Павлик был мальчик умственный. В своей семье он не имел питательной среды. Его отец был часовщиком, с расширенным и слезящимся от лупы левым глазом. Кроме часов, его ничто на свете не интересовало. Это только в сказках часовщик овеян дыханием романтики и доброго чудачества. Считается, что причастность к таинственной стихии времени выделяет человека из обыденности. Отец Павлика ремонтировал секунды, минуты и часы, но сам жил вне времени, безразличный к его интересам, страстям и борениям. Правда, в иную добрую минуту он с удовольствием вспоминал, что смотрел однажды замечательный спектакль: «Коварский и любовь». У Павлика мертвело лицо, когда отец посягал на подобные разговоры.

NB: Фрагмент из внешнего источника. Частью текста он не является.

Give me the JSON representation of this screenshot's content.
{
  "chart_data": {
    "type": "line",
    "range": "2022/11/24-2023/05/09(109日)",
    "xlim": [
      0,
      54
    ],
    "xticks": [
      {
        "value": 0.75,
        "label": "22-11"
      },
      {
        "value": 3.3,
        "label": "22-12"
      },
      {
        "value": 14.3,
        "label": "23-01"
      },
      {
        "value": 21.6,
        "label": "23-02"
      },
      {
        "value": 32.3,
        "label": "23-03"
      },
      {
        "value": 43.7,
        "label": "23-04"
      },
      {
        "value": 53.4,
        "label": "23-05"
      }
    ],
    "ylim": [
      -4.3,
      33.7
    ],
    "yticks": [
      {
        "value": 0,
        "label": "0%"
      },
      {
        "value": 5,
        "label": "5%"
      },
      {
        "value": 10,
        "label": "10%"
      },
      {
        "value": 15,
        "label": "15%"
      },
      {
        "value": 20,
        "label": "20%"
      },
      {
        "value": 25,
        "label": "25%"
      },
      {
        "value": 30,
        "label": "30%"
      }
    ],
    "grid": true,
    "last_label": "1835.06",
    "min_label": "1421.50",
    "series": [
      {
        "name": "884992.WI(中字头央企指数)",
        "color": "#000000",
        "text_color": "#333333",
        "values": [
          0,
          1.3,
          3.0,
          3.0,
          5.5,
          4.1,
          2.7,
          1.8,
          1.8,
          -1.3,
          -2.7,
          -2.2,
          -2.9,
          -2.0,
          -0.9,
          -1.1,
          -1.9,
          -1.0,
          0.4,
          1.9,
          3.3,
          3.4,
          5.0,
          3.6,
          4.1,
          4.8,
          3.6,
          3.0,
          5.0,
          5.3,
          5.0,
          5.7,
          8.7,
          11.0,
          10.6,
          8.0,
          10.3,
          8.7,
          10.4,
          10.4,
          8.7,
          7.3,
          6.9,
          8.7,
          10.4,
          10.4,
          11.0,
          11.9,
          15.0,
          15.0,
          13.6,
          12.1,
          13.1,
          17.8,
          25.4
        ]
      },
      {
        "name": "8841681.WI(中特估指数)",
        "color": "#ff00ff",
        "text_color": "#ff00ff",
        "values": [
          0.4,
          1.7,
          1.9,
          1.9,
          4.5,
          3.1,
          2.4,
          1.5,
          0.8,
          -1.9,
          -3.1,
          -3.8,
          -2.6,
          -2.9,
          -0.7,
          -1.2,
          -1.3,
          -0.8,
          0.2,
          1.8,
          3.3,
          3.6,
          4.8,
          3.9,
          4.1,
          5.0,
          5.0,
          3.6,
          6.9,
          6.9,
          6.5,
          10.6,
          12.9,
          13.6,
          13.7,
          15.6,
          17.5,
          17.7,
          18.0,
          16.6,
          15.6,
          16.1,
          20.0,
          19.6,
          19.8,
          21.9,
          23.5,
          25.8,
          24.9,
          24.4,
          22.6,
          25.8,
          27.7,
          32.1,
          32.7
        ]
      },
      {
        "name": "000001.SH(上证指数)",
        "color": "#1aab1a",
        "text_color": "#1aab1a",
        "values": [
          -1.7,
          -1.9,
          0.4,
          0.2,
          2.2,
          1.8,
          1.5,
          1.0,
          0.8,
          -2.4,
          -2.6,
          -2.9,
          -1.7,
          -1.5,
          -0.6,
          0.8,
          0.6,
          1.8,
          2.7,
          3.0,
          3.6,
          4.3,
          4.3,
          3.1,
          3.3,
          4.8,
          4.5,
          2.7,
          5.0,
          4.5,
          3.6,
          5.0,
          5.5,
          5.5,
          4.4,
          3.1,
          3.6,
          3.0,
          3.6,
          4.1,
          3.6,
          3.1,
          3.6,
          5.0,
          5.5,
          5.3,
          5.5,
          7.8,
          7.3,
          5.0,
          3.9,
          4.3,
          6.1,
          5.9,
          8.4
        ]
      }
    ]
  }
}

Его мать производила впечатление женщины, не ведавшей, что изобретено книгопечатание. И это казалось тем более странным, что ее братья были крупными учеными: химик и биолог. Она не поддерживала с ними родственных отношений, а может — они с ней. Впрочем, брат-химик однажды привез Павлику из заграничного вояжа кучу шикарного тряпья. Мать Павлика явилась в мир, так и не очнувшись до конца от темного сна предбытия: тихий голос, отсутствующий взгляд, замедленные жесты, неконтактность с окружающими. Она свела свою жизнь к минимуму забот. Павлик сделал все от него зависящее, чтобы не попасть в этот малый круг, уступив младшему брату скупое материнское внимание. Но и на нее иной раз находило: она подвигала к пианино вращающуюся табуретку и слабо беспокоила клавиши вялыми пальцами, закрыв глаза бледными, тонкими веками, похожими на птичью пленку. Лицо Павлика мертвело, как и во время культурных диверсий отца.
В нашей семье все думали. Быть может, больше, чем надо. У нас существовал культ книги: дед собирал научную библиотеку, отец — техническую, мы с матерью — художественную литературу и мемуары. О литературе говорили все время, глумясь над известным утверждением, что литературой можно заниматься, но боже упаси о ней говорить. И конечно, вскормленный такой средой, я был очень книжным мальчиком. Зловещему обаянию двора и акуловской дачи обязан я тем, что не стал книжным червем. Павлику наша настроенность на культуру была необходима, как воздух.
Мне же общение с ним давало нечто большее. Он был не только Атосом наших детских игр в мушкетеры, он обладал характером Атоса: несовременным в своей безупречности и благородстве вопреки всему.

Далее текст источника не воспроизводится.